Lagerung und Entsorgung von Espasmofin Oriental

Die Lagerung von Espasmofin Oriental Tabletten muss streng den behördlichen Anforderungen entsprechen, um die Produktintegrität zu erhalten. Das Medikament muss bei kontrollierter Raumtemperatur gelagert werden, die typischerweise als zwischen 20 , C und 25 , C liegend definiert wird. Es muss sowohl vor Feuchtigkeit als auch vor Licht geschützt werden. Die offizielle Kennzeichnung schreibt vor, dass das Produkt in seiner Originalverpackung oder der versiegelten Blisterverpackung verbleiben und nicht gekühlt oder eingefroren werden darf.

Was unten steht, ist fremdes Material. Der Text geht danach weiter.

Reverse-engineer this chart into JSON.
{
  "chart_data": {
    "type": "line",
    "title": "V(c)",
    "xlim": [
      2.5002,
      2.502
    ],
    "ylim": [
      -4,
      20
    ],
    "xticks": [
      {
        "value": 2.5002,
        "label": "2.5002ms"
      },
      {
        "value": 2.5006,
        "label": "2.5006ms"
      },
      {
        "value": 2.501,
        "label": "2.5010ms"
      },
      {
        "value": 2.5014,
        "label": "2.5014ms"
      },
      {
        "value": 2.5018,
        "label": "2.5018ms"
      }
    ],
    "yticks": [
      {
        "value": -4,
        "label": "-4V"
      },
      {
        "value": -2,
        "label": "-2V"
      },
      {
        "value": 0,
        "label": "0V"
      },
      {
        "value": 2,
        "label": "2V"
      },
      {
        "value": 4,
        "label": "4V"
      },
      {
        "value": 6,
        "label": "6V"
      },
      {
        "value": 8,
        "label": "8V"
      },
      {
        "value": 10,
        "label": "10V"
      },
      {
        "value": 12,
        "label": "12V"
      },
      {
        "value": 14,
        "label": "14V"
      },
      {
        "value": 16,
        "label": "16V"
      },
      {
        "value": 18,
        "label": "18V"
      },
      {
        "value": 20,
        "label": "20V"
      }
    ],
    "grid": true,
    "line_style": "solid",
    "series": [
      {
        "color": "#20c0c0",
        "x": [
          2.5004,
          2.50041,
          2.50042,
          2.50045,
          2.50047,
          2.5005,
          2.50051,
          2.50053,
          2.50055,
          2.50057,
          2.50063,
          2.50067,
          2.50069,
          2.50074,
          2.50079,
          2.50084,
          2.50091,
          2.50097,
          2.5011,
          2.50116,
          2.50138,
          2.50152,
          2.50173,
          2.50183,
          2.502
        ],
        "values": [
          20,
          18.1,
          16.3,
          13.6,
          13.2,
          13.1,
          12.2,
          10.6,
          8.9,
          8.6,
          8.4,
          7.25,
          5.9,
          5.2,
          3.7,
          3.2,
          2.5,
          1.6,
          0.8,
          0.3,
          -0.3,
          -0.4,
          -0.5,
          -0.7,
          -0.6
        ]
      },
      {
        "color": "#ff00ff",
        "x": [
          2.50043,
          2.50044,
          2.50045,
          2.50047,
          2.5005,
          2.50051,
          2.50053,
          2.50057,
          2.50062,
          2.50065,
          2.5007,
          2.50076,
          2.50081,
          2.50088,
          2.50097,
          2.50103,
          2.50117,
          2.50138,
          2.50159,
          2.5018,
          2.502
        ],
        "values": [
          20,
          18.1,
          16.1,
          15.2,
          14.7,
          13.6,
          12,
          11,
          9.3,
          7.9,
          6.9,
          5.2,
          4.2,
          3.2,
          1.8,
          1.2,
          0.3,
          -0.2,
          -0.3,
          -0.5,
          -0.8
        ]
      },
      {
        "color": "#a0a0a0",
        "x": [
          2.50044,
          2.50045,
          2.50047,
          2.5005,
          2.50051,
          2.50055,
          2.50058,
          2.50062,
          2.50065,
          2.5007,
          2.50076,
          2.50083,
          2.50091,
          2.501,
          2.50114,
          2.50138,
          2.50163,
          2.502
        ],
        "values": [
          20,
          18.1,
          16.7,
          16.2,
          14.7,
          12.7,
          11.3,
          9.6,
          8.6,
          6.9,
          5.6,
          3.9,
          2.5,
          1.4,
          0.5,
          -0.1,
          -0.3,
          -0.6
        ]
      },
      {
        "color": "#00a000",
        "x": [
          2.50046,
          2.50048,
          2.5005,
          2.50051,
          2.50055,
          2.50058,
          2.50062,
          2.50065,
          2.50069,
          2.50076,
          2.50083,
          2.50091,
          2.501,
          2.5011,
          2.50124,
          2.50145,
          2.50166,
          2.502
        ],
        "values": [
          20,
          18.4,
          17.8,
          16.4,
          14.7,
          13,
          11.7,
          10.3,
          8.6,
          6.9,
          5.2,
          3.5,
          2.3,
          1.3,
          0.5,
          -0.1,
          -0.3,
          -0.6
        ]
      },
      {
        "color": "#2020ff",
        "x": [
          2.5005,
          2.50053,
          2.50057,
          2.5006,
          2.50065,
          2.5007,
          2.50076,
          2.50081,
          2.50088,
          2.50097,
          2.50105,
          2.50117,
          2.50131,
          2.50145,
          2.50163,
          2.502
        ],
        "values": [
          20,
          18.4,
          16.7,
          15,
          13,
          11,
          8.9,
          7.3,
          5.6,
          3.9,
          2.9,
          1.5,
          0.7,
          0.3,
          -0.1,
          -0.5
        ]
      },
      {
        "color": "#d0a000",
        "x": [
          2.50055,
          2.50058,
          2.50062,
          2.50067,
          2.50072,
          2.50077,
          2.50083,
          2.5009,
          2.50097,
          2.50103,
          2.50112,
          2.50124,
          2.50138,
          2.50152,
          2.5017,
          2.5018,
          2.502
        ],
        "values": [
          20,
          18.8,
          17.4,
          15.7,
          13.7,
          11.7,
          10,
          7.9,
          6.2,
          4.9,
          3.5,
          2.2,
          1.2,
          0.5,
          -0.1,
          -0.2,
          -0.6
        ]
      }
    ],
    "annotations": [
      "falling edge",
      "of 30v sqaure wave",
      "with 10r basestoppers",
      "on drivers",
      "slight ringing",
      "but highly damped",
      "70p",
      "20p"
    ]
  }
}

Aus Sicherheitsgründen muss das Arzneimittel außerhalb der Sicht- und Reichweite von Kindern aufbewahrt werden.

Bei der Entsorgung unbenutzter oder abgelaufener Tabletten weist die behördliche Richtlinie Patienten an, die lokalen behördlichen Vorschriften zu befolgen. Das Produkt darf weder im normalen Hausmüll entsorgt noch über einen Abfluss oder die Toilette weggespült werden.

Aufmerksamkeit! Wenden Sie sich immer an einen Arzt oder Apotheker, bevor Sie Pillen oder Medikamente verwenden.